Unlike most crossovers, Future Quest manages to seamlessly juggle numerous characters and concepts. The story jumps from scene to scene and from character to character with a fluid motion that is downright impressive. In case you didn’t know, Future Quest is an attempt to bring together most of Hanna-Barbera’s classic action franchises from the sixties and seventies. We start out with a very bleak scene involving the Space Force and then jump right into a much lighter scene starring Johnny Quest and his gang. There are also some great scenes with some other classic characters, including Birdman and the awesome (yet evil) Dr. Zin. Parker remains true to every character, only updating them in the most subtle and important ways. These are written well enough that it’s both an ode to fans and easily accessible to readers unfamiliar with some of Hanna-Barbera’s lesser known properties.

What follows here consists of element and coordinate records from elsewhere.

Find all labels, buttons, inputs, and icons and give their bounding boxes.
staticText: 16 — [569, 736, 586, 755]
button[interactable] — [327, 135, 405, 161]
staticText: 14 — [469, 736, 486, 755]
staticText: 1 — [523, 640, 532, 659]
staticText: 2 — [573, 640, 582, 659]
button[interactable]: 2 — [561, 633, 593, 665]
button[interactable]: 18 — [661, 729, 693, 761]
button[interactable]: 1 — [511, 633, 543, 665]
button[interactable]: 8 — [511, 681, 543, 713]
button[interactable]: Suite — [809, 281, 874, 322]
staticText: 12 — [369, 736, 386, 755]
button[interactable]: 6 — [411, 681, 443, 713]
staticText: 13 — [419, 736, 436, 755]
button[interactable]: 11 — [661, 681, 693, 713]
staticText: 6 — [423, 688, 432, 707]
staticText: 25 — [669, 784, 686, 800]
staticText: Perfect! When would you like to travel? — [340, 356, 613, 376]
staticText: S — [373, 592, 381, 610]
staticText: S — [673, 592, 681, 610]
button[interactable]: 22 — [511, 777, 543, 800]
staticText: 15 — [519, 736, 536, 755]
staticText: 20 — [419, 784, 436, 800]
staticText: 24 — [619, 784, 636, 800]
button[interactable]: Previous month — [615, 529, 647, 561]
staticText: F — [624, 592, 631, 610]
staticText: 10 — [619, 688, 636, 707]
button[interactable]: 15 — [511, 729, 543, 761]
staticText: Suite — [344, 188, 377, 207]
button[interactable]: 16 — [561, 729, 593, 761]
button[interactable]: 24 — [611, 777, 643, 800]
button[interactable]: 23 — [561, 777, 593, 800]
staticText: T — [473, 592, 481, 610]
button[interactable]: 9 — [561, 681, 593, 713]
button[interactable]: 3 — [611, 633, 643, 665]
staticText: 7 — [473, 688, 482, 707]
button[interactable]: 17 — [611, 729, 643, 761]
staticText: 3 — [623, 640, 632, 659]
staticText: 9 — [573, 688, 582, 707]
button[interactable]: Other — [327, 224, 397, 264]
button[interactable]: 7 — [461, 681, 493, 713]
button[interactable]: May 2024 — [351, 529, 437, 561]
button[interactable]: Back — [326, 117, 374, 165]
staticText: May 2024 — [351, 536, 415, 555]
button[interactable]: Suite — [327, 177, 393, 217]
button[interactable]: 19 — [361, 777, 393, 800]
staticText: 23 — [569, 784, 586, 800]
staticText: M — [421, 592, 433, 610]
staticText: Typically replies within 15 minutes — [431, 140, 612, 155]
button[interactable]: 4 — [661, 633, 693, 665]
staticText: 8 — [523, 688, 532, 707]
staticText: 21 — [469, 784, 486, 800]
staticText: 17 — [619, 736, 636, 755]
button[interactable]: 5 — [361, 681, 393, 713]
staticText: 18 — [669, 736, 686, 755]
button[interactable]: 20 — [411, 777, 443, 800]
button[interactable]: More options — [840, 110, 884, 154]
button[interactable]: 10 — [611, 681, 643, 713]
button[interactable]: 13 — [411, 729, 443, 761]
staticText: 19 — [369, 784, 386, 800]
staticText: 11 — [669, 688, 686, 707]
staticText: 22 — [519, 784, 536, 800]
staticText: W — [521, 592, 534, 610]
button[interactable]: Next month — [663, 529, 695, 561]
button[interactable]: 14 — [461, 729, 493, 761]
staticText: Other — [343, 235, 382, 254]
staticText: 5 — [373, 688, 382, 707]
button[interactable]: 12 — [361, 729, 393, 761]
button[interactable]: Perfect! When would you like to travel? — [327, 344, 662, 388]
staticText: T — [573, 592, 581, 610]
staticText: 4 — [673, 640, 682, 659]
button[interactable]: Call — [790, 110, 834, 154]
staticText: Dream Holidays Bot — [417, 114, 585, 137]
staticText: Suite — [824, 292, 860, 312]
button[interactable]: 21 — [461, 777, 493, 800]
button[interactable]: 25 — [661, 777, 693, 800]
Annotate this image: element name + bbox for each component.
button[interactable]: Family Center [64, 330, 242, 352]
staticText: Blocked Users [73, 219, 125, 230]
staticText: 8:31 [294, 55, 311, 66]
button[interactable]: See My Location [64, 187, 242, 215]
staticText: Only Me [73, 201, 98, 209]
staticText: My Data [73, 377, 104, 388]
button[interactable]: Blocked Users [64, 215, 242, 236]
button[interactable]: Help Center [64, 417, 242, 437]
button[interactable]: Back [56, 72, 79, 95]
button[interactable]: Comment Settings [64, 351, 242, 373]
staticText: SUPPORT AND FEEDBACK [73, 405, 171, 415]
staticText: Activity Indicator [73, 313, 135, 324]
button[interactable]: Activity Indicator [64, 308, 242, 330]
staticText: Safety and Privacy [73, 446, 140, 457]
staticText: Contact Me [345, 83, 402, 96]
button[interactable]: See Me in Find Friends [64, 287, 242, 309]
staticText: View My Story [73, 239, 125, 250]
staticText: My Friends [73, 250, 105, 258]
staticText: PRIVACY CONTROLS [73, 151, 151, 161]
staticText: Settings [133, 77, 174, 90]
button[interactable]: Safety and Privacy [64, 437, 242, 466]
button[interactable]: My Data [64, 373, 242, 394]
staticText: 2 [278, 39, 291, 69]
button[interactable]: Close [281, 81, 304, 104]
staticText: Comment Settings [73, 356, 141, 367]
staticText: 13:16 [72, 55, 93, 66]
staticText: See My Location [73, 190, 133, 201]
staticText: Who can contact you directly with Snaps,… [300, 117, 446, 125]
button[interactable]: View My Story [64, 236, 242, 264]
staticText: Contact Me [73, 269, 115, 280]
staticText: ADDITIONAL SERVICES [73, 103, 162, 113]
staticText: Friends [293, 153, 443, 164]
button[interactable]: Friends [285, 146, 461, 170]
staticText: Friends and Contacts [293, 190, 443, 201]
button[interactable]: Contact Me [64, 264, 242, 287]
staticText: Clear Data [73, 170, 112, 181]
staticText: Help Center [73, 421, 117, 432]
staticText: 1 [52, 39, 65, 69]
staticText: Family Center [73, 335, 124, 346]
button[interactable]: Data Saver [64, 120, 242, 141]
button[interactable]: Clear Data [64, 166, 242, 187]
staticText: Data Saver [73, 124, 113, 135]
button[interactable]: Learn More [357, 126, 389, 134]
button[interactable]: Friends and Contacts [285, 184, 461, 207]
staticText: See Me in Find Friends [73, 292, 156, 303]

Shaner handles the majority of the art and it is stunning work. Shaner is obviously influenced by the great Alex Toth (the guy who created a lot of these characters), so he’s really the perfect artist for the job. Shaner’s line work and Bellaire’s colors create the best of both worlds: a modern take that still resembles the roots of sixties animation. The scenes with Johnny Quest and Hadji are truly special. They spend a decent portion of the issue flying around with jetpacks, which has a look and feel that screams classic Hanna-Barbera. It’s enough to bring a tear to the eye of any fan of animation.
The other artist is Steve Rude, a guy who has done work on Hanna Barbera comic books in the past in addition to his own highly acclaimed work Nexus and countless other familiar comic properties. His style seems to mesh well with the Shaner pages, especially since his work also appears to have some influences in classic animation. The Dr. Zin scene is fantastically done and it was the right call to have Rude draw it. His lines have much more power to them, which adds to Zin’s already intimidating presence. Overall, the art has a very Kirby-esque drama to it all that works well with the original source material.
Future Quest is an absolute gem. This is the best version of these characters that we could ever hope for. Since DC wants to ship books twice a month, they should consider that strategy for Future Quest. Simply put, we can’t get enough.